Question
(A) Suppose you purchased 1000 shares of Gogle at $50 per share, 1000 shares of Amazan at $30 per share, and 500 shares of Micosoft
(A) Suppose you purchased 1000 shares of Gogle at $50 per share, 1000 shares of Amazan at $30 per share, and 500 shares of Micosoft at $40 per share. Suppose over the next year Micosoft will have a return of 12.5%, Amazan will have a return of 20%, and Gogle will have a return of -10%.
What will be the return on your portfolio over the year? (1 mark).
What will be the value of your portfolio at the end of the year? (1 mark)
(B) The same stocks are traded in another stock market, where Micosoft has a return of 12.5%, Amazan has a return of 20%, and Gogle has a return of 10%. You have decided to purchase another 1000 shares of Gogle at $50 per share, 1000 shares of Amazan at $30 per share, and 500 shares of Micosoft at $40 per share. How will it affect your portfolio? (1 mark).
(C) Nippon Motors has a share price of 250 today. If Nippon Motors is expected to pay a dividend of 8 this year, and its stock price is expected to grow to 270.5 at the end of the year, then calculate Nippon's dividend yield and equity cost of capital. (1 mark).
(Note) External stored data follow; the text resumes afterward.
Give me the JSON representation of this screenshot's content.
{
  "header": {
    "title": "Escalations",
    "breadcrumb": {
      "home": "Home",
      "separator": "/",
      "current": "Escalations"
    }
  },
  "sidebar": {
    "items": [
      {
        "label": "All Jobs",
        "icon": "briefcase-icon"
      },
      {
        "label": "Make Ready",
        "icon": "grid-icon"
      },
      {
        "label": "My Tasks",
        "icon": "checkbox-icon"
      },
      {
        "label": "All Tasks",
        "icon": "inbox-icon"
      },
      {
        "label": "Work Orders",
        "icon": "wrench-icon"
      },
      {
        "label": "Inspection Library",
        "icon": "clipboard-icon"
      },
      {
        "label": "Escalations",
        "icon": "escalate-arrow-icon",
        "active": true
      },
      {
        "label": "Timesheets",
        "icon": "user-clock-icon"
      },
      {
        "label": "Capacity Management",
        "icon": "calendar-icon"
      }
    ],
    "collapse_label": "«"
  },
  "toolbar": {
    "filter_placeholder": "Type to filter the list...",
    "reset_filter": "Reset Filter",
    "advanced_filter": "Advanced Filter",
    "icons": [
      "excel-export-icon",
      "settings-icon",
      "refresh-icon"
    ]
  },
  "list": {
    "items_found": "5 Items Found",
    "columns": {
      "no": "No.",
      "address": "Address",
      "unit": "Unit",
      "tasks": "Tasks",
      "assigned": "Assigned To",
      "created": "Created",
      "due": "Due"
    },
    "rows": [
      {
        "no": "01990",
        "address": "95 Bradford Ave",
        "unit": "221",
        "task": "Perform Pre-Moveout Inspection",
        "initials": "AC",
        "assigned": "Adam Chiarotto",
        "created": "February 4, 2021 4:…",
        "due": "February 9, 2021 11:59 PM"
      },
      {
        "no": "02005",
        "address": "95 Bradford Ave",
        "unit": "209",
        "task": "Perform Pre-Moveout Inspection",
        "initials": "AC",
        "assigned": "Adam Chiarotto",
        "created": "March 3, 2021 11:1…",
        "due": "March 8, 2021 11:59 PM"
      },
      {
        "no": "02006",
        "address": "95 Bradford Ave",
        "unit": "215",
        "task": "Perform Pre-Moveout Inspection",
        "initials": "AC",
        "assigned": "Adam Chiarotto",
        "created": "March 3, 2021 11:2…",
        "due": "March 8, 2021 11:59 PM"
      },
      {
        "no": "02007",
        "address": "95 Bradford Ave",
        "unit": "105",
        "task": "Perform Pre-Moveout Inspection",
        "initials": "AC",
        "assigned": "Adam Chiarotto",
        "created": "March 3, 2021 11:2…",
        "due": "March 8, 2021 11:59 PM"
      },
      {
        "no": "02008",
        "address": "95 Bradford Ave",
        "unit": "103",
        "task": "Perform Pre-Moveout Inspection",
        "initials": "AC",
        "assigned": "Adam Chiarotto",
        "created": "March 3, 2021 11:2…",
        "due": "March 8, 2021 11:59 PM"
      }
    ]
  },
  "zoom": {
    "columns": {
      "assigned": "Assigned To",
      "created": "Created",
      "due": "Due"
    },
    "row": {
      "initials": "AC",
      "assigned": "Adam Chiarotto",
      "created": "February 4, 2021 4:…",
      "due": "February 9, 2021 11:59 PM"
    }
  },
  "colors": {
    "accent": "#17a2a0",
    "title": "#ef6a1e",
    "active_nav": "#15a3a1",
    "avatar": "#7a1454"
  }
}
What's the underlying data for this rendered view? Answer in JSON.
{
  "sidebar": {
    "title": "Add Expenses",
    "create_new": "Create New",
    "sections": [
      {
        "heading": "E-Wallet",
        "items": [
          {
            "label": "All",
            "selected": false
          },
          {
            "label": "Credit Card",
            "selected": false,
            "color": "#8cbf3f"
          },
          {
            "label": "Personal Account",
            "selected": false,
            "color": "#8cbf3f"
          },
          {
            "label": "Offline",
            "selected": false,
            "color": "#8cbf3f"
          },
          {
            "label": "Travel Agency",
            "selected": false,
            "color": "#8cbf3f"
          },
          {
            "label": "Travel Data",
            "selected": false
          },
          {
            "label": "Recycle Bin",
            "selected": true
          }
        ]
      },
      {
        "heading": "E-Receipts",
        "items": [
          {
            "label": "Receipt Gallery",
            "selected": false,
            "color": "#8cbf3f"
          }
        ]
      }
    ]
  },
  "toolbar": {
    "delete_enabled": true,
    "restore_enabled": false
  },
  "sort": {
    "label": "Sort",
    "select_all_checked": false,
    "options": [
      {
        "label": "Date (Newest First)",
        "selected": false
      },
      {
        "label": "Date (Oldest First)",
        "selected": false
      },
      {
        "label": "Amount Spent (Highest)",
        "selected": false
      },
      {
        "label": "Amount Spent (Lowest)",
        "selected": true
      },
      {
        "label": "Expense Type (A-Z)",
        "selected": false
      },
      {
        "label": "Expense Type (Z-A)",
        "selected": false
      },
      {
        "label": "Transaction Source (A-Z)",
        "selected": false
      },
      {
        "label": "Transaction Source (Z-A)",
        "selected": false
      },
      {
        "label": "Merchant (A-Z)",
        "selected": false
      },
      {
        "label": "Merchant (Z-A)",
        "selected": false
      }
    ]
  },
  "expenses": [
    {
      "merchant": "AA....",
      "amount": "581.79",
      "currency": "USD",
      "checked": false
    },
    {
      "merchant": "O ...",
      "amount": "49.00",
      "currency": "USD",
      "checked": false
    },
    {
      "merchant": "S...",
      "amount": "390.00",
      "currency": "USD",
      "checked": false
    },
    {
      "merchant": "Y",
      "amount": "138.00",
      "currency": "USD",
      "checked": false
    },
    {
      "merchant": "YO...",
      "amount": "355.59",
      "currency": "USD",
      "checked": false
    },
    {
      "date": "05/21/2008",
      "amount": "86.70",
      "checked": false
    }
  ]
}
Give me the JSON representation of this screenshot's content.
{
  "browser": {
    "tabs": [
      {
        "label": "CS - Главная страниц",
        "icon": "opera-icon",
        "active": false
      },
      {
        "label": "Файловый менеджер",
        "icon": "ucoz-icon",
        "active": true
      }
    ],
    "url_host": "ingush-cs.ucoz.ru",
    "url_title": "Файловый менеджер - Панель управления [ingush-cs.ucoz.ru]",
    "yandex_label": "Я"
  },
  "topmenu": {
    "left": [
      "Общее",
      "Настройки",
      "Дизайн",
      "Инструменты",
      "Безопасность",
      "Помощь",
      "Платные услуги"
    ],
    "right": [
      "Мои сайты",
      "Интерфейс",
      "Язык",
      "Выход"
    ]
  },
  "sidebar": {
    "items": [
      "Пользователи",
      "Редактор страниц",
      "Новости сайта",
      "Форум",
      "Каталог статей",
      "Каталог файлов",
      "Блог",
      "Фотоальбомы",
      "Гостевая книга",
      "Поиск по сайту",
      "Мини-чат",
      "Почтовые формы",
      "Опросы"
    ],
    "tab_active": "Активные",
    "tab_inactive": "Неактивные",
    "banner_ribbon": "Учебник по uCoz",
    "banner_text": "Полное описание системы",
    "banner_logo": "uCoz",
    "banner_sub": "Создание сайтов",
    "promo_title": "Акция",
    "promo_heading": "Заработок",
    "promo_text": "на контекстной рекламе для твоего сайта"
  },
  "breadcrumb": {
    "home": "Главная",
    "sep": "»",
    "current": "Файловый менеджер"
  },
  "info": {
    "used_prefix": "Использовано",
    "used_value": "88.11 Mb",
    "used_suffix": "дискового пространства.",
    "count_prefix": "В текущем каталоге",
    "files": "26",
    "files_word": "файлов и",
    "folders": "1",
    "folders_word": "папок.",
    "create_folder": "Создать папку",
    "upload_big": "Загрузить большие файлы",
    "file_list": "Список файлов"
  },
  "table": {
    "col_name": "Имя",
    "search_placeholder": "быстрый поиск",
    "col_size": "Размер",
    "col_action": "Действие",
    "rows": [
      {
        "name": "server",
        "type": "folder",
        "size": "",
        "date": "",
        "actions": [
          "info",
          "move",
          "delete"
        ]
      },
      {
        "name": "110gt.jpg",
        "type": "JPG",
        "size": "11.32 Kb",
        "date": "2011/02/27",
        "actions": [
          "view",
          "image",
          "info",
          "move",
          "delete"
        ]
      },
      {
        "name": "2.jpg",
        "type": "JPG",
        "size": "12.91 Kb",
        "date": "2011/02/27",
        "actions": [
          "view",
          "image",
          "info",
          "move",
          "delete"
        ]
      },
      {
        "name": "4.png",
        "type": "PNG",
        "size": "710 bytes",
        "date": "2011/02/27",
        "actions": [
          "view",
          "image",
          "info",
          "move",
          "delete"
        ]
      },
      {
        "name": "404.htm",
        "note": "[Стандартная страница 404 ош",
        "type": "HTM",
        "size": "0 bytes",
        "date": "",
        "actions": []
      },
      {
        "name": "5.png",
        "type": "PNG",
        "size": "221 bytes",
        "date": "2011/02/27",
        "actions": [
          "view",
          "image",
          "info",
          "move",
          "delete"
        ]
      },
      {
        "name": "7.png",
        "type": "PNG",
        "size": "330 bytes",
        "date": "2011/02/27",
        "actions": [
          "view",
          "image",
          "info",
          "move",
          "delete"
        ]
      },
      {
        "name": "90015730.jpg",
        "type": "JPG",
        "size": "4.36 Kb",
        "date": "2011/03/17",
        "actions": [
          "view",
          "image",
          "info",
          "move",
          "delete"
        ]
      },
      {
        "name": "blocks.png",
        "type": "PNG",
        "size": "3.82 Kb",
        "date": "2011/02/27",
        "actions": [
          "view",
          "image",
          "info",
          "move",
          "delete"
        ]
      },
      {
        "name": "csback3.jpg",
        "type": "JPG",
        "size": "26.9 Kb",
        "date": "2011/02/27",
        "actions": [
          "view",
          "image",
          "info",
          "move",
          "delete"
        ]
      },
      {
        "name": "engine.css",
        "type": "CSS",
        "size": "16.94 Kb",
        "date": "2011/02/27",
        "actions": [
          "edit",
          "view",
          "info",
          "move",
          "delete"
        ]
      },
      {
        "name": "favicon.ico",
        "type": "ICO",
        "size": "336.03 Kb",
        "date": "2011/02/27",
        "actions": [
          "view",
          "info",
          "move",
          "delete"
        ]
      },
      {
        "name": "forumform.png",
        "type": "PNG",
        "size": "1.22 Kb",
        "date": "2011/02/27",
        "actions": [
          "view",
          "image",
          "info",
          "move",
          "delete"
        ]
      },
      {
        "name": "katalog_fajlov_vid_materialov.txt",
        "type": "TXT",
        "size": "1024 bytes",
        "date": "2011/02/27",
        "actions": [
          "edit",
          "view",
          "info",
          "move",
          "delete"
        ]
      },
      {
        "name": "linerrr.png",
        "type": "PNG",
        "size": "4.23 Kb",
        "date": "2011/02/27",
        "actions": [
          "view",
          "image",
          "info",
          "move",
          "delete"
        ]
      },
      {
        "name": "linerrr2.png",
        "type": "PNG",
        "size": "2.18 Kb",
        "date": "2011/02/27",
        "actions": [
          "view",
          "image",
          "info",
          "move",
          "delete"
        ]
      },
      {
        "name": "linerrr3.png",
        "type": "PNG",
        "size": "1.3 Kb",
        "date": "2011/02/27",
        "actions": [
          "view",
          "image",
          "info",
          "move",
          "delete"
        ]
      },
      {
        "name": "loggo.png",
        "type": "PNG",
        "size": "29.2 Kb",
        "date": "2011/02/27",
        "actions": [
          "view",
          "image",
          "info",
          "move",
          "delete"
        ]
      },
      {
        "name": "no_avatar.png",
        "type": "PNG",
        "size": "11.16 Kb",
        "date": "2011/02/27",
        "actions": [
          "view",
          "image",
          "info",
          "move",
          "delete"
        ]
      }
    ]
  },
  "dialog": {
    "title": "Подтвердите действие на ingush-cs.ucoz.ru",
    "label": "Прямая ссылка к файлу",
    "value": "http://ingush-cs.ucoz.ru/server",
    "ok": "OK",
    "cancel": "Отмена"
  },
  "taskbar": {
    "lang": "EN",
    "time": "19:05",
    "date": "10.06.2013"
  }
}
(D)The Octal Softwares common stock is currently trading for 75.00 per share. The stock is expected to pay a 5.0 dividend at the end of the year and the Octal Softwares equity cost of capital is 13%. If the dividend payout rate is expected to remain constant, then calculate the expected growth rate in the Octal Softwares earnings. (1 mark).